14.04.2025 | ABIFER | Notícias do Mercado
Fonte: Valor Data: 14/04/2025
Depois de décadas de baixo investimento, o modal ferroviário brasileiro vive uma fase de expansão, impulsionada pela prorrogação antecipada de concessões e por novas políticas que favorecem a atuação do capital privado. Em 2024, os aportes das concessionárias somaram R$ 14,4 bilhões, 55% a mais que no ano anterior, e em 2025 devem chegar R$ 16,8 bilhões, estimam as empresas do setor. O governo prepara o lançamento do Plano Nacional de Ferrovias, que prevê a concessão de quase cinco mil quilômetros de linhas e o aumento de 24% para 40% da participação das ferrovias no transporte de cargas até 2035. Espera-se mobilizar R$ 100 bilhões em investimentos, dos quais 20% em contrapartidas públicas.
Apesar do contexto favorável, especialistas apontam fragilidades em estudos de viabilidade e na definição de conexões logísticas. Também existem dúvidas quanto à capacidade do Estado de dar continuidade aos projetos. “É fundamental que o país tenha um plano de transporte apartidário, com regras claras e fontes orçamentárias definidas”, opina Marcus Quintella, diretor da FGV Transportes, da Fundação Getulio Vargas. “Sem isso, a cada novo governo, corre-se o risco de rever prioridades ou de favorecer iniciativas sem sustentação técnica.”

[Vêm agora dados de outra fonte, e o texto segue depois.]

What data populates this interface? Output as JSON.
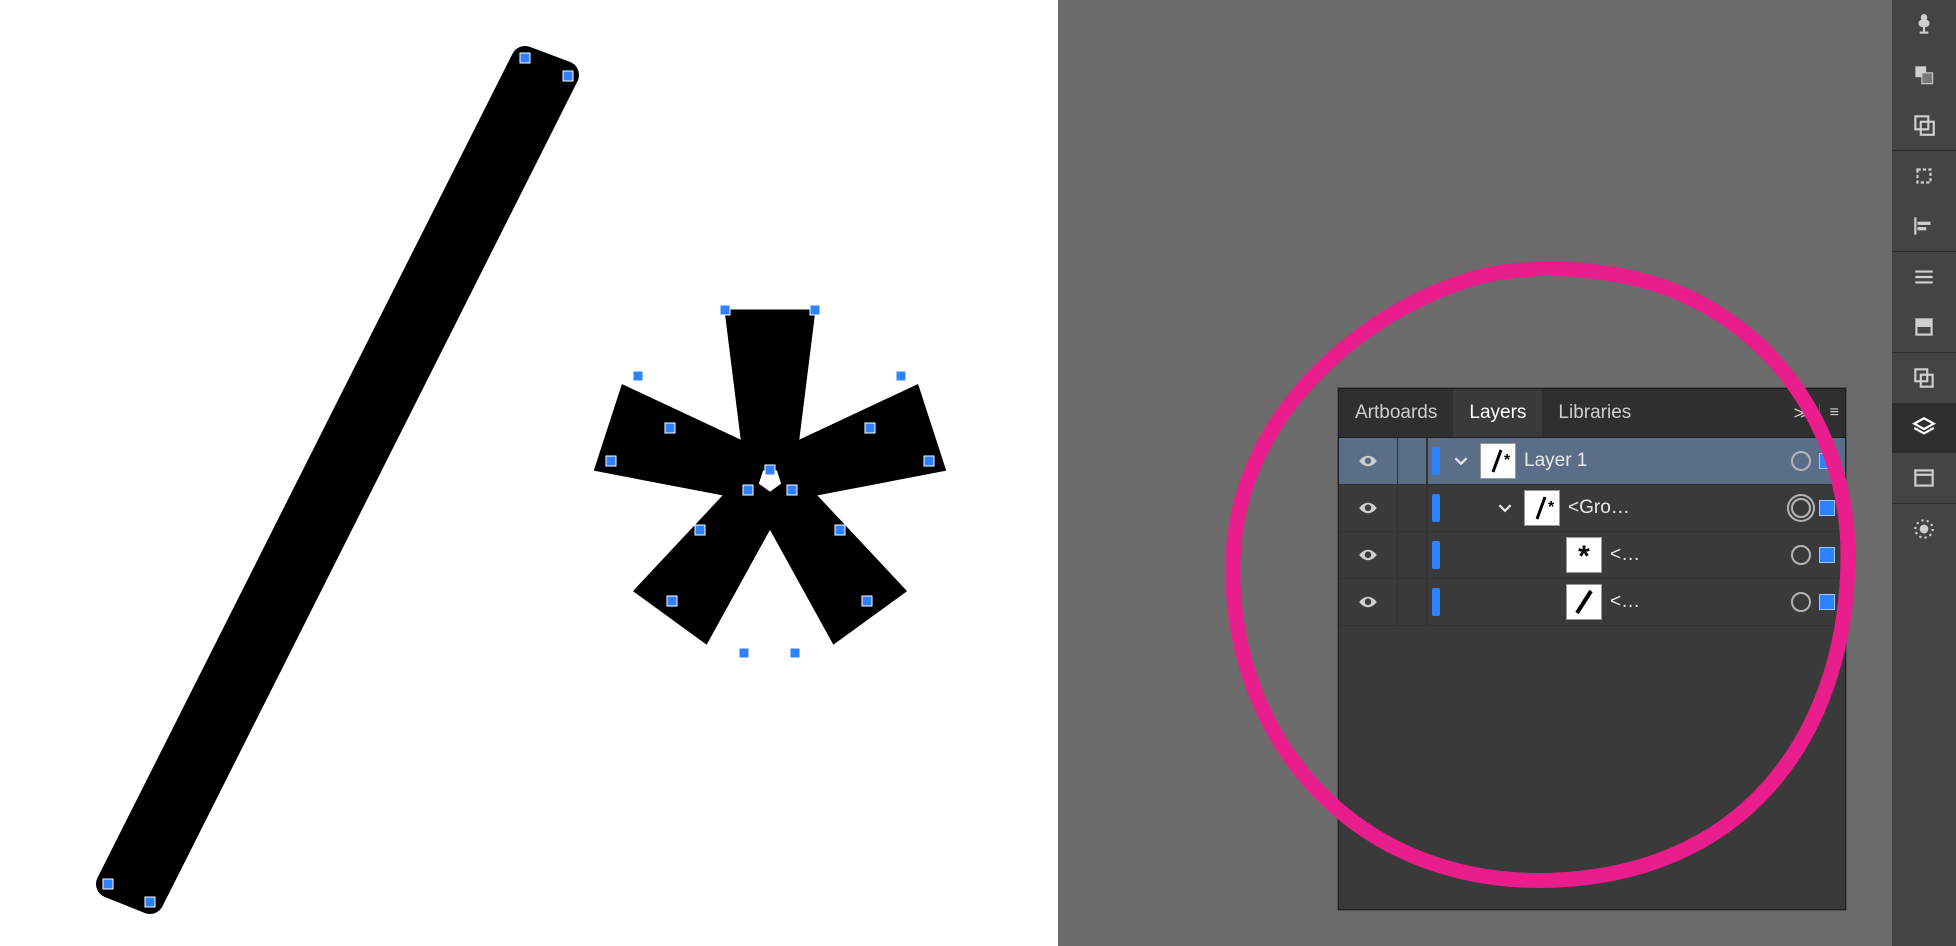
{
  "panel": {
    "tabs": {
      "artboards": "Artboards",
      "layers": "Layers",
      "libraries": "Libraries"
    },
    "active_tab": "Layers",
    "rows": [
      {
        "label": "Layer 1"
      },
      {
        "label": "<Gro…"
      },
      {
        "label": "<…"
      },
      {
        "label": "<…"
      }
    ]
  },
  "sidebar": {
    "icons": [
      "club-icon",
      "shapes-icon",
      "artboards-icon",
      "crop-icon",
      "align-left-icon",
      "list-icon",
      "swatch-icon",
      "overlap-icon",
      "layers-icon",
      "library-icon",
      "blob-icon"
    ],
    "active": "layers-icon"
  }
}
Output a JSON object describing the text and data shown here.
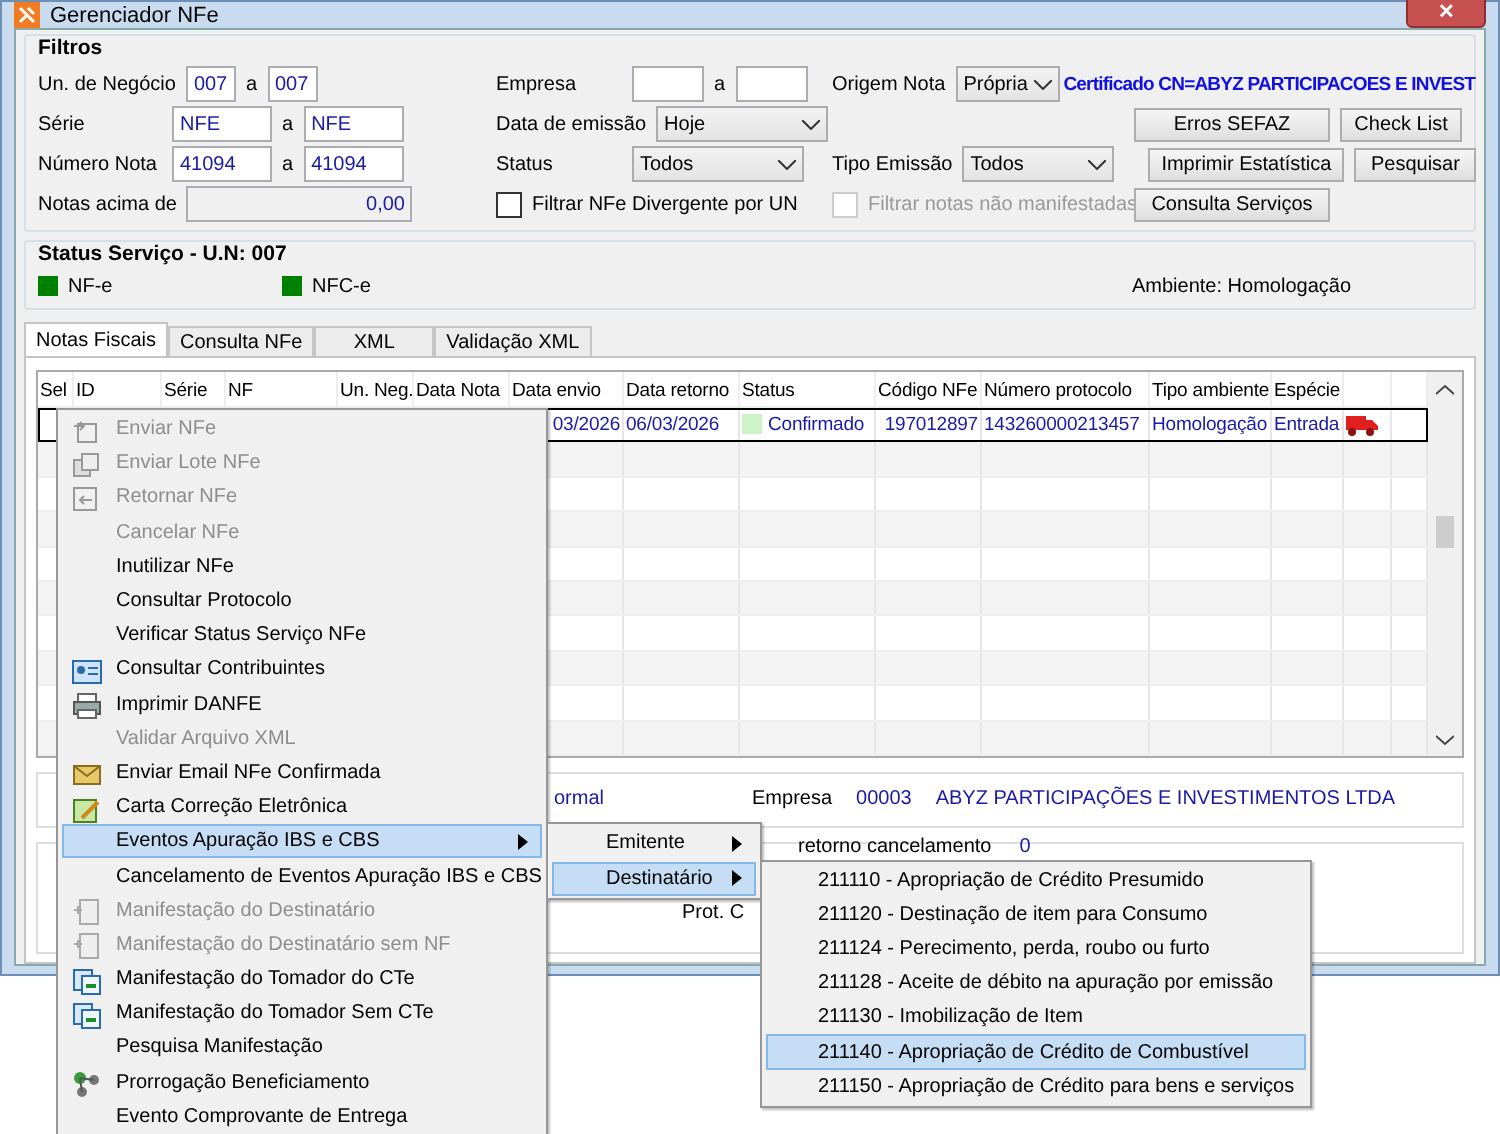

O diretor-presidente da Associação Nacional dos Transportadores Ferroviários (ANTF), Davi Barreto, também defende previsibilidade e racionalidade nas políticas públicas: “O Brasil precisa escolher bem onde investir, pois projetos ferroviários são caros, exigem maturidade técnica e coordenação”, afirma. “Não podemos repetir erros do passado, em que obras começaram sem viabilidade comprovada e ficaram paradas por anos.”
Uma das críticas é sobre a indefinição nas obras do porto Sul, em Ilhéus (BA), um elo logístico considerado essencial para viabilizar a concessão da Fiol. O projeto do porto, de R$ 4,6 bilhões, enfrenta obstáculos financeiros, ambientais e judiciais. Suas obras estão paralisadas e representantes de associações do setor cobram do governo uma posição clara sobre quem será o responsável pela construção. Em novembro, 17 organizações do terceiro setor publicaram um manifesto contra o empreendimento, alertando para o risco de danos irreversíveis à Reserva da Biosfera da Mata Atlântica (RBMA) e à população local. Sem que a questão do porto seja definida, potenciais investidores consideram que o risco da concessão da Fiol é elevado.
O aparente descompasso entre o planejamento logístico e o ambiental também se manifesta nas regras de financiamento. Na avaliação de empresários do setor, o Fundo Nacional sobre Mudanças do Clima precisa ser ajustado para facilitar a transição energética. Essa linha de crédito a juros baixos, criada para viabilizar os compromissos assumidos pelo Brasil no Acordo de Paris, contempla apenas projetos de eletrificação de trens, o que é considerado um contrassenso para os transportadores de carga. A ANTF solicitou ao comitê gestor do fundo a inclusão de locomotivas híbridas e a biocombustível entre os projetos elegíveis, argumentando que o modal ferroviário emite 85% menos CO2 que o rodoviário.
A Agência Nacional de Transportes Terrestres (ANTT) vai abrir um chamamento público neste mês para identificar o interesse de operadores na reativação de trechos paralisados. Segundo o superintendente de transporte ferroviário da ANTT, Alessandro Baumgartner, vários prefeitos e governos estaduais têm feito consultas sobre projetos de uso turístico e de integração logística regional.
“A ferrovia autorizada não precisa ser a estrela do sistema ferroviário, mas é uma ferramenta adicional da qual o Brasil não pode abrir mão para impulsionar o desenvolvimento da infraestrutura”, diz o presidente do conselho da Associação Nacional das Ferrovias Autorizadas (Anfa), José Luís Vidal. Ele ressalta a agilidade do modelo, em comparação com o processo de concessão.
Um exemplo é a autorização da ANTT à Eldorado Papel e Celulose para construir um ramal ferroviário de 89 quilômetros entre sua fábrica em Três Lagoas (MS) e a malha da Ferronorte em Aparecida do Taboado (MS). O contrato de adesão foi firmado em janeiro de 2022, a declaração de utilidade pública da área saiu em abril de 2024 e as desapropriações começaram em dezembro. Com o investimento de R$ 890 milhões, a empresa pretende melhorar o escoamento de 1,7 milhão de toneladas anuais de celulose.
O Ministério dos Transportes e o Programa de Parcerias de Investimentos (PPI) da Casa Civil da Presidência da República foram procurados pela reportagem, mas não se manifestaram.